The jacket blurb says not only new but the definitive edition. How so?

It is definitive in the sense that it is a solid, clean representation of my original intent, and that I am content to let it stand on its own now as a completed work. I don’t plan to tinker with it again; so it's as “definitive” as it’s ever going to get. The one addition that is particularly noteworthy is the new preface, which reflects on the period I wrote about, and which does bring a lot of the original stories (on book collectors, rare book librarians, antiquarian booksellers and bibliomanes) up to date but only there, in the context of the new preface.

The idea, really, was to retain as much of the original flavour of the book as I could while making it more reader-friendly. As I say in the new preface, the people who were alive when the book was first published remain alive in the new edition, even though 25 of the people I wrote about are no longer with us. I do make note of these things in the new preface — there is a roll call of sorts of the departed — but I was pretty adamant about maintaining the original integrity of the book.

You have been researching and writing a book on the history of paper for eight years now. Can you say something more about it?

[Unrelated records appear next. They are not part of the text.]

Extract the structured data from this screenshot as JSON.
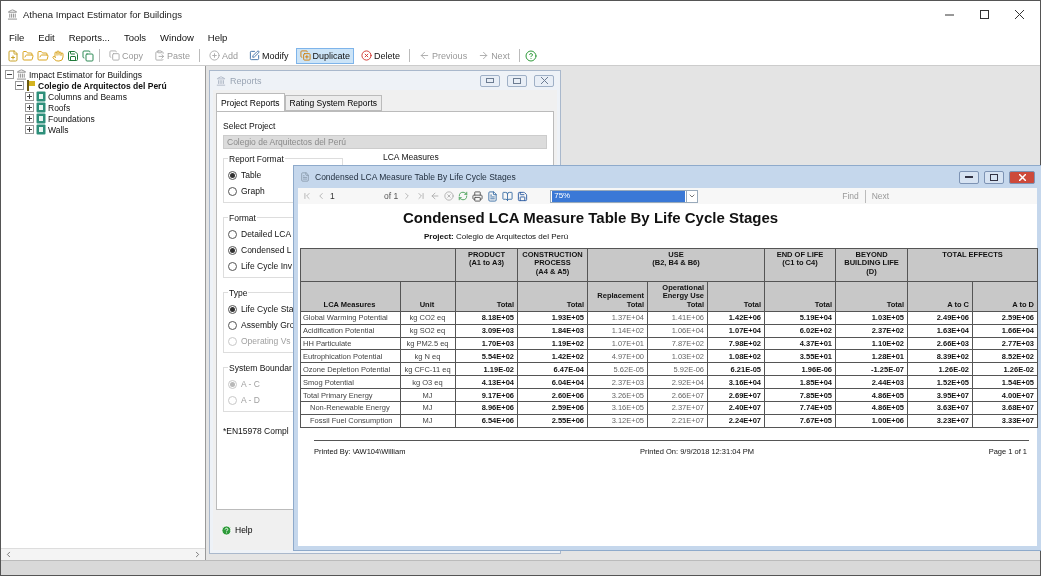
{
  "window": {
    "title": "Athena Impact Estimator for Buildings"
  },
  "menu": [
    "File",
    "Edit",
    "Reports...",
    "Tools",
    "Window",
    "Help"
  ],
  "toolbar": {
    "edit": [
      {
        "label": "Copy",
        "disabled": true,
        "highlighted": false
      },
      {
        "label": "Paste",
        "disabled": true,
        "highlighted": false
      }
    ],
    "actions": [
      {
        "label": "Add",
        "disabled": true,
        "highlighted": false
      },
      {
        "label": "Modify",
        "disabled": false,
        "highlighted": false
      },
      {
        "label": "Duplicate",
        "disabled": false,
        "highlighted": true
      },
      {
        "label": "Delete",
        "disabled": false,
        "highlighted": false
      }
    ],
    "navigation": [
      {
        "label": "Previous",
        "disabled": true,
        "highlighted": false
      },
      {
        "label": "Next",
        "disabled": true,
        "highlighted": false
      }
    ]
  },
  "tree": [
    {
      "label": "Impact Estimator for Buildings",
      "kind": "root",
      "expanded": true,
      "children": [
        {
          "label": "Colegio de Arquitectos del Perú",
          "kind": "project",
          "expanded": true,
          "children": [
            {
              "label": "Columns and Beams",
              "kind": "group",
              "expanded": false
            },
            {
              "label": "Roofs",
              "kind": "group",
              "expanded": false
            },
            {
              "label": "Foundations",
              "kind": "group",
              "expanded": false
            },
            {
              "label": "Walls",
              "kind": "group",
              "expanded": false
            }
          ]
        }
      ]
    }
  ],
  "reports_window": {
    "title": "Reports",
    "tabs": [
      {
        "label": "Project Reports",
        "selected": true
      },
      {
        "label": "Rating System Reports",
        "selected": false
      }
    ],
    "select_project": {
      "label": "Select Project",
      "value": "Colegio de Arquitectos del Perú",
      "disabled": true
    },
    "lca_measures_label": "LCA Measures",
    "groups": [
      {
        "title": "Report Format",
        "options": [
          {
            "label": "Table",
            "selected": true,
            "disabled": false
          },
          {
            "label": "Graph",
            "selected": false,
            "disabled": false
          }
        ]
      },
      {
        "title": "Format",
        "options": [
          {
            "label": "Detailed LCA",
            "selected": false,
            "disabled": false
          },
          {
            "label": "Condensed L",
            "selected": true,
            "disabled": false
          },
          {
            "label": "Life Cycle Inv",
            "selected": false,
            "disabled": false
          }
        ]
      },
      {
        "title": "Type",
        "options": [
          {
            "label": "Life Cycle Sta",
            "selected": true,
            "disabled": false
          },
          {
            "label": "Assembly Gro",
            "selected": false,
            "disabled": false
          },
          {
            "label": "Operating Vs",
            "selected": false,
            "disabled": true
          }
        ]
      },
      {
        "title": "System Boundar",
        "options": [
          {
            "label": "A - C",
            "selected": true,
            "disabled": true
          },
          {
            "label": "A - D",
            "selected": false,
            "disabled": true
          }
        ]
      }
    ],
    "note": "*EN15978 Compl",
    "help_button": "Help"
  },
  "viewer": {
    "title": "Condensed LCA Measure Table By Life Cycle Stages",
    "page": "1",
    "page_count": "of 1",
    "zoom": "75%",
    "find": "Find",
    "next": "Next",
    "report": {
      "title": "Condensed LCA Measure Table By Life Cycle Stages",
      "project_label": "Project:",
      "project": "Colegio de Arquitectos del Perú",
      "measure_columns": [
        "LCA Measures",
        "Unit"
      ],
      "stages": [
        {
          "name": "PRODUCT",
          "range": "(A1 to A3)",
          "columns": [
            {
              "label": "Total",
              "emphasis": true
            }
          ]
        },
        {
          "name": "CONSTRUCTION PROCESS",
          "range": "(A4 & A5)",
          "columns": [
            {
              "label": "Total",
              "emphasis": true
            }
          ]
        },
        {
          "name": "USE",
          "range": "(B2, B4 & B6)",
          "columns": [
            {
              "label": "Replacement Total",
              "emphasis": false
            },
            {
              "label": "Operational Energy Use Total",
              "emphasis": false
            },
            {
              "label": "Total",
              "emphasis": true
            }
          ]
        },
        {
          "name": "END OF LIFE",
          "range": "(C1 to C4)",
          "columns": [
            {
              "label": "Total",
              "emphasis": true
            }
          ]
        },
        {
          "name": "BEYOND BUILDING LIFE",
          "range": "(D)",
          "columns": [
            {
              "label": "Total",
              "emphasis": true
            }
          ]
        },
        {
          "name": "TOTAL EFFECTS",
          "columns": [
            {
              "label": "A to C",
              "emphasis": true
            },
            {
              "label": "A to D",
              "emphasis": true
            }
          ]
        }
      ],
      "rows": [
        {
          "measure": "Global Warming Potential",
          "unit": "kg CO2 eq",
          "values": [
            "8.18E+05",
            "1.93E+05",
            "1.37E+04",
            "1.41E+06",
            "1.42E+06",
            "5.19E+04",
            "1.03E+05",
            "2.49E+06",
            "2.59E+06"
          ]
        },
        {
          "measure": "Acidification Potential",
          "unit": "kg SO2 eq",
          "values": [
            "3.09E+03",
            "1.84E+03",
            "1.14E+02",
            "1.06E+04",
            "1.07E+04",
            "6.02E+02",
            "2.37E+02",
            "1.63E+04",
            "1.66E+04"
          ]
        },
        {
          "measure": "HH Particulate",
          "unit": "kg PM2.5 eq",
          "values": [
            "1.70E+03",
            "1.19E+02",
            "1.07E+01",
            "7.87E+02",
            "7.98E+02",
            "4.37E+01",
            "1.10E+02",
            "2.66E+03",
            "2.77E+03"
          ]
        },
        {
          "measure": "Eutrophication Potential",
          "unit": "kg N eq",
          "values": [
            "5.54E+02",
            "1.42E+02",
            "4.97E+00",
            "1.03E+02",
            "1.08E+02",
            "3.55E+01",
            "1.28E+01",
            "8.39E+02",
            "8.52E+02"
          ]
        },
        {
          "measure": "Ozone Depletion Potential",
          "unit": "kg CFC-11 eq",
          "values": [
            "1.19E-02",
            "6.47E-04",
            "5.62E-05",
            "5.92E-06",
            "6.21E-05",
            "1.96E-06",
            "-1.25E-07",
            "1.26E-02",
            "1.26E-02"
          ]
        },
        {
          "measure": "Smog Potential",
          "unit": "kg O3 eq",
          "values": [
            "4.13E+04",
            "6.04E+04",
            "2.37E+03",
            "2.92E+04",
            "3.16E+04",
            "1.85E+04",
            "2.44E+03",
            "1.52E+05",
            "1.54E+05"
          ]
        },
        {
          "measure": "Total Primary Energy",
          "unit": "MJ",
          "values": [
            "9.17E+06",
            "2.60E+06",
            "3.26E+05",
            "2.66E+07",
            "2.69E+07",
            "7.85E+05",
            "4.86E+05",
            "3.95E+07",
            "4.00E+07"
          ],
          "children": [
            {
              "measure": "Non-Renewable Energy",
              "unit": "MJ",
              "values": [
                "8.96E+06",
                "2.59E+06",
                "3.16E+05",
                "2.37E+07",
                "2.40E+07",
                "7.74E+05",
                "4.86E+05",
                "3.63E+07",
                "3.68E+07"
              ]
            },
            {
              "measure": "Fossil Fuel Consumption",
              "unit": "MJ",
              "values": [
                "6.54E+06",
                "2.55E+06",
                "3.12E+05",
                "2.21E+07",
                "2.24E+07",
                "7.67E+05",
                "1.00E+06",
                "3.23E+07",
                "3.33E+07"
              ]
            }
          ]
        }
      ],
      "footer": {
        "printed_by": "Printed By: \\AW104\\William",
        "printed_on": "Printed On: 9/9/2018 12:31:04 PM",
        "page": "Page 1 of 1"
      }
    }
  }
}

I made my first research trip for what has become the paper book in 2003 — to Fabriano and Amalfi in Italy — but didn’t really get started in earnest on it until 2005. I have done a few other things too, so I can’t say I have worked on the paper book to the exclusion of everything else, but I did do a great deal of field research, and I am pleased to say that it is now in production, and that I am can say with a great deal of confidence that it will be published in July of next year by Alfred A. Knopf. The title has changed several times, but my editor prefers “On Paper,” so “On Paper” is what it will be. (I like that title too, in fact it was my first title, but I also liked “Common Bond.” I will now use “Common Bond” as the title of the first chapter.) I should point out that this is not a formal history of papermaking; that would be impossible, and has been told elsewhere by other people more qualified than I in bits and pieces though I do present in Part I (of a three-part book) a kind of selective history of the subject. I am far more interested in the cultural aspects of paper, something I don’t believe has been done before; at least not in the way I’m doing it.

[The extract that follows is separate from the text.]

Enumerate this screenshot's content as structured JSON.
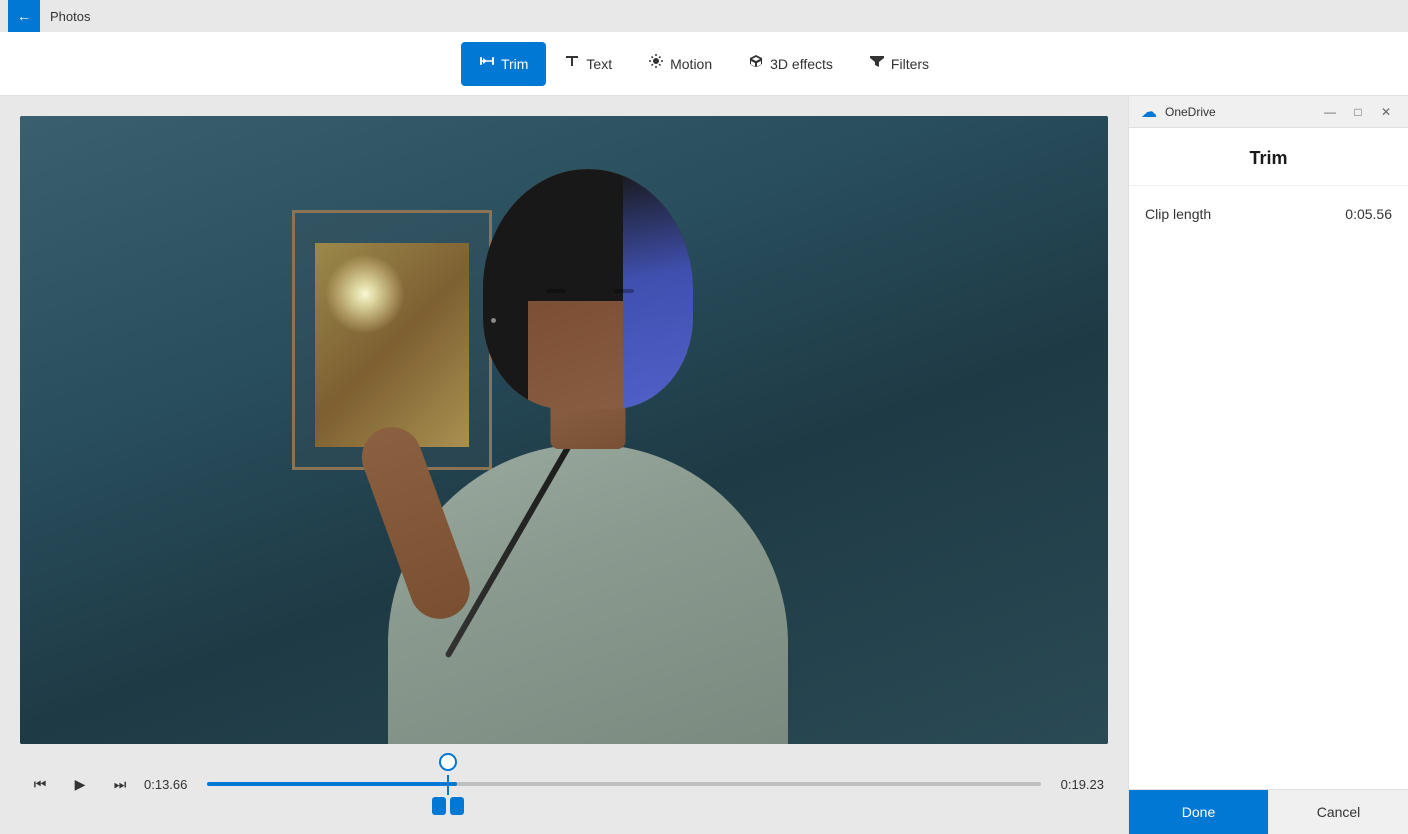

Did you, perhaps, find out some interesting titbit in the process about the history of paper in India/South Asia?

I do have a very interesting segment about the Sepoy Mutiny in India of 1857; the flash point was the refusal of Hindu and Muslim troops in the employ of the British East India Company to bite open paper cartridges that had been greased with animal fat. I also spent some time in China along the Burma Road visiting hand-papermaking mills, and spent a day in Japan with a Living National Treasure papermaker. Paper began in China about 2000 years ago, so that really is where I felt the book had to begin. My model for this book, in terms of the narrative approach, is A Gentle Madness. If On Paper can do for paper what that book did for bibliomania, then I will consider it a great success.”